Tapping into digital economy
The Jakarta Post
Thanks to the rapid growth of e-commerce, ride-hailing and financial technology (fintech) companies, Indonesia can become a powerhouse in the digital economy in Asia in the next five years, or even sooner.
According to the latest survey by Google and Singapore’s Temasek Holdings, Indonesia’s digital economy is projected to triple to US$100 billion by 2025 from $27 billion this year, given the mushrooming of the country’s online marketplaces. The projection is not an exaggeration as indicated by the huge transaction values at a recent online shopping festival, dubbed a warm-up for the National Online Shopping Day in mid-December.
Fintech, too, has grown rapidly here. People have various and easy choices for payment, such as e-money cards, QR codes, chat bots and those using virtual assistants and devices connected to the Internet of Things. Such convenience is available for those looking for loans thanks to the growth of peer-to-peer lending platforms.
Soaring mobile and internet penetration also supports digital economy expansion. A study found that smartphone penetration in Indonesia has steadily increased. It stood at over 20 percent of the population in 2017 and has now exceeded 25 percent, or 67.5 million people. High-speed internet is no longer a luxury in major cities, which in the next few years will jump to 5G technology.

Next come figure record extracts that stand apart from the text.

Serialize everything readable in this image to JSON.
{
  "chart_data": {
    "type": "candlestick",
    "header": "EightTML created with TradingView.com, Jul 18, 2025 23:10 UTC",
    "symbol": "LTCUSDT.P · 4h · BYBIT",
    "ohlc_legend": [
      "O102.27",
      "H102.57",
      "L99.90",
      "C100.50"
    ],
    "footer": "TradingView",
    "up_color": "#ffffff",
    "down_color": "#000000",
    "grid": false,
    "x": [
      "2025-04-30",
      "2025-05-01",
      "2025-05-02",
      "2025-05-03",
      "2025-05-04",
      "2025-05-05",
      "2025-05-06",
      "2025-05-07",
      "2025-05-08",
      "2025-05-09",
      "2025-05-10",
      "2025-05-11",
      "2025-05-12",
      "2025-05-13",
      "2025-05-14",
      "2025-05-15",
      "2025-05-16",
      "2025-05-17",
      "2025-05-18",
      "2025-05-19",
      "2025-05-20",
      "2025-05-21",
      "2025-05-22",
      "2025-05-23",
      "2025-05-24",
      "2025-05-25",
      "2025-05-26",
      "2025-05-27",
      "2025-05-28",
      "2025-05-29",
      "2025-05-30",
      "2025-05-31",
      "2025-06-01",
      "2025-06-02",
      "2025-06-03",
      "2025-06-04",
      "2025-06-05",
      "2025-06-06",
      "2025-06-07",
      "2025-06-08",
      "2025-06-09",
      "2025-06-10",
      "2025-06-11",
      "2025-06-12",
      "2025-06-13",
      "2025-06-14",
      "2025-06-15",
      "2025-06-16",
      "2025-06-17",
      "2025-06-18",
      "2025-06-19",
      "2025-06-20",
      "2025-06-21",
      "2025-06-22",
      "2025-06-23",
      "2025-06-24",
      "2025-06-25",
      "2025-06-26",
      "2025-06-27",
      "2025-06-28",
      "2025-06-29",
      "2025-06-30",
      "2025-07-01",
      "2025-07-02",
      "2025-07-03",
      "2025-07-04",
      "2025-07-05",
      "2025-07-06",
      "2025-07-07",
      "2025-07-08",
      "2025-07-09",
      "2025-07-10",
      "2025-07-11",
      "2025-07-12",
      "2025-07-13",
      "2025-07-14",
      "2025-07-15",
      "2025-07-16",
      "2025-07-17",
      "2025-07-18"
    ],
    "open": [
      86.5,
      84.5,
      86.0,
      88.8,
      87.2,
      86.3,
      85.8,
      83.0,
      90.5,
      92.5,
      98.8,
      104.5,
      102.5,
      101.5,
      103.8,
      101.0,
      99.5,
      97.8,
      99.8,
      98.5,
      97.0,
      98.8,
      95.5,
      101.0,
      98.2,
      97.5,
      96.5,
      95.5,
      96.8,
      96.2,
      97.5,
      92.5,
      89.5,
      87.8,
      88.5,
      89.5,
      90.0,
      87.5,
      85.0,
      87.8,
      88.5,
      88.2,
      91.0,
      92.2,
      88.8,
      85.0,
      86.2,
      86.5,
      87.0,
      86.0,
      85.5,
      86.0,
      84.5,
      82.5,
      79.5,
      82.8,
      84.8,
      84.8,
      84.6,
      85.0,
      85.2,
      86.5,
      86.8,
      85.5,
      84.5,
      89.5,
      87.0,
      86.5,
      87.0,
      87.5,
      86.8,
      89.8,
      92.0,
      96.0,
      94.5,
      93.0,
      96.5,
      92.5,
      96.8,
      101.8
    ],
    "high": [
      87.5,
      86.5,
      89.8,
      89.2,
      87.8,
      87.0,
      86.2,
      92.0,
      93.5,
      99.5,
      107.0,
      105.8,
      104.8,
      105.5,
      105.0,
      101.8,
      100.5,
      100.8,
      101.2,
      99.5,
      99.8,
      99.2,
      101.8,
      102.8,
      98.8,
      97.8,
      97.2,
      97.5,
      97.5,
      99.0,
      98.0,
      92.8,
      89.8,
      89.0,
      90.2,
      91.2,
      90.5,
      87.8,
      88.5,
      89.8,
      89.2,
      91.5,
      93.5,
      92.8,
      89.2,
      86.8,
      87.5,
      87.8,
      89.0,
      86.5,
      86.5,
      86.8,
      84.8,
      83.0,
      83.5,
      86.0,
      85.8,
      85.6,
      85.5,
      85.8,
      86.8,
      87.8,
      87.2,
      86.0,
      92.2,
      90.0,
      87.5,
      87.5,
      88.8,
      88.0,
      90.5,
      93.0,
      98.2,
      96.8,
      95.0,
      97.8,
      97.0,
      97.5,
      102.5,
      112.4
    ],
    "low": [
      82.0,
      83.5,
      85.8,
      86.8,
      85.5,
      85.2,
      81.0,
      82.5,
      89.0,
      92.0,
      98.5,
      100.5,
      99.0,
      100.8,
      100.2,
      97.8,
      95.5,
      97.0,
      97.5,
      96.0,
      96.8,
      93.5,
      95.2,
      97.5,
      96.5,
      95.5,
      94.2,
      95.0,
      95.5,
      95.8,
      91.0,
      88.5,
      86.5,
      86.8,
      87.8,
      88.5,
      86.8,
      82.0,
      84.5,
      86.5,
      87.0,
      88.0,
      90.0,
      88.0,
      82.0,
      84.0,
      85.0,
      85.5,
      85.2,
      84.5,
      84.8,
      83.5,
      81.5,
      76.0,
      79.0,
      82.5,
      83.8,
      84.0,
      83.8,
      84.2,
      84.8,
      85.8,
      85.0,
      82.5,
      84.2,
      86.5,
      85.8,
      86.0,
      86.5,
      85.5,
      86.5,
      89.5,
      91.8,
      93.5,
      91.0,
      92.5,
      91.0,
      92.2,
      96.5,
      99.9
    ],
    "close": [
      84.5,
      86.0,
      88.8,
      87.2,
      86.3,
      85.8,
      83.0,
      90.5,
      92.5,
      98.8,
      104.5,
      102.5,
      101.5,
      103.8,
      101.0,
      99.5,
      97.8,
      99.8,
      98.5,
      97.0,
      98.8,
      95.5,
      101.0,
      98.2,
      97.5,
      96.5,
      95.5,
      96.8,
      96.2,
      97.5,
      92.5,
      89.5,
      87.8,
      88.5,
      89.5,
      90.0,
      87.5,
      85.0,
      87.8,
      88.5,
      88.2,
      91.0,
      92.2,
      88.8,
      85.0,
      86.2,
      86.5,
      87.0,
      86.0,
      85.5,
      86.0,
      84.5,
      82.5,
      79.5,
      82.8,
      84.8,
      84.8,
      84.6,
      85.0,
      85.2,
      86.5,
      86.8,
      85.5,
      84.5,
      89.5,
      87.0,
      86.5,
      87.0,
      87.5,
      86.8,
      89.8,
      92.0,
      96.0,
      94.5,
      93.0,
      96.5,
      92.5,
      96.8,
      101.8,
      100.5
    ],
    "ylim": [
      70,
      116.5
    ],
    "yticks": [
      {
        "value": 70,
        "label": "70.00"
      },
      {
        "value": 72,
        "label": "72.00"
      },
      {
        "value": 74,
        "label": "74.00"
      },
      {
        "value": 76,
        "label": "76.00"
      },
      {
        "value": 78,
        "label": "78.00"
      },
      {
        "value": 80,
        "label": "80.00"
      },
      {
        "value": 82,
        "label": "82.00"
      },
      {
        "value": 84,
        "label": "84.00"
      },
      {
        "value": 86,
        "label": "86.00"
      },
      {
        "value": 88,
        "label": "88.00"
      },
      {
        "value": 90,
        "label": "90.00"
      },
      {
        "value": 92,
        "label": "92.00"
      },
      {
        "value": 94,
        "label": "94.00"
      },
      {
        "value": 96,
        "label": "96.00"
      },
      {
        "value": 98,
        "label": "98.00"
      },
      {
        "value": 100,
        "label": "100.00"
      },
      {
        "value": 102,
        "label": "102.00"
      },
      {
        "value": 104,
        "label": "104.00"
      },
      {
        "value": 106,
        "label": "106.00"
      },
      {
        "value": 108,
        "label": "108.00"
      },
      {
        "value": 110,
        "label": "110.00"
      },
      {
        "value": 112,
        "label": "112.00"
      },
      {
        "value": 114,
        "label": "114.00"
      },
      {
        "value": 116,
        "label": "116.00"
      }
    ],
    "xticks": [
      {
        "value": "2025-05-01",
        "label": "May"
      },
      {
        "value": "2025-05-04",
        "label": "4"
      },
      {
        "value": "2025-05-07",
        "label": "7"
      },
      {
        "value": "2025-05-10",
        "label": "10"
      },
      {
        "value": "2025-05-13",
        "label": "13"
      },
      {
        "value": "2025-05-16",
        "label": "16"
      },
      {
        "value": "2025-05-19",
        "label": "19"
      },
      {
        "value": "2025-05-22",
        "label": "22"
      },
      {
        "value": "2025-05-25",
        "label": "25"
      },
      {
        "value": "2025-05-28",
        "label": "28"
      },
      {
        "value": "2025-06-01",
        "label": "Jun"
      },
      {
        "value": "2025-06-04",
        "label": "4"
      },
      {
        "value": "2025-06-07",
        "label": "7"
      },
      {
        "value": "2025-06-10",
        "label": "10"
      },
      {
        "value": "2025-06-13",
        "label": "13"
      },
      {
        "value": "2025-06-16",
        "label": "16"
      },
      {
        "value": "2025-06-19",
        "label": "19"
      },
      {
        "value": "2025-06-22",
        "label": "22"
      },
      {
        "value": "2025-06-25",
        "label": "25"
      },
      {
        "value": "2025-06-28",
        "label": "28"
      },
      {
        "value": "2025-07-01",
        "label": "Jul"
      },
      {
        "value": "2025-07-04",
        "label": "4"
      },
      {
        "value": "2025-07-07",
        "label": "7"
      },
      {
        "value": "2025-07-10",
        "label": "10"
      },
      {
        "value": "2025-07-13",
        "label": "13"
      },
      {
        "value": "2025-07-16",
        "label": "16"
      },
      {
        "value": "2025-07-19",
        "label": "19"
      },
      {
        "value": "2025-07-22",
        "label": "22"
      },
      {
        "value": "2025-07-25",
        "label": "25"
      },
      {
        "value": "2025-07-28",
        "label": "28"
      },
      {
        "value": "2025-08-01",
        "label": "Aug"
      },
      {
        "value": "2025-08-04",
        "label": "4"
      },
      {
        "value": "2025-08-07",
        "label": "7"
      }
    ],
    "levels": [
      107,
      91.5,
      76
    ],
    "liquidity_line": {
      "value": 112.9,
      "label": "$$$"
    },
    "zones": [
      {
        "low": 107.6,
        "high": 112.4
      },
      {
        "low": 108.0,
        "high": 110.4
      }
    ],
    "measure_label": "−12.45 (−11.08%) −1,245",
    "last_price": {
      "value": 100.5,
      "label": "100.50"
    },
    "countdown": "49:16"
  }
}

The government of President Joko “Jokowi” Widodo is persistently encouraging the development of the digital economy, as it will not only create many jobs but also help small-scale and micro enterprises expand their marketing networks and spur the growth of banking. Through the 2020 Go Digital Vision campaign initiated last year, the government has mapped out a series of programs to support the digital economy.
Despite the bright prospects, however, Indonesia still lags behind Asian neighbors in providing an effective legal framework to support innovation of the so-called internet economy and protect consumers and players involved, which is mandatory for the sake of a healthy digital economy.
The Communications and Information Ministry has delayed implementing the regulation on e-commerce, while fintech is deemed overregulated as both Bank Indonesia and the Financial Services Authority have their own regulations to oversee the industry. The overlap has confused the market and hampered its growth.
In order to expand and drive the national economy, the digital industry needs clear goals, good coordination among regulators and strong consumer protection. Regulations should incentivize innovation while protecting consumers from cybercrime and fraud.
Special attention should be given to fintech companies, especially online lending platforms that operate like conventional banks. Both investors and borrowers need protection from the risks of higher ratios of non-performing loans or mismanagement that could lead to the closure of their business.
Overall, Indonesia should, therefore, be able to provide an effective legal framework that can ensure that financial risks, transaction security and consumer protection are adequately addressed. Or else the fairytale of the country’s digital economy will not have a happy ending.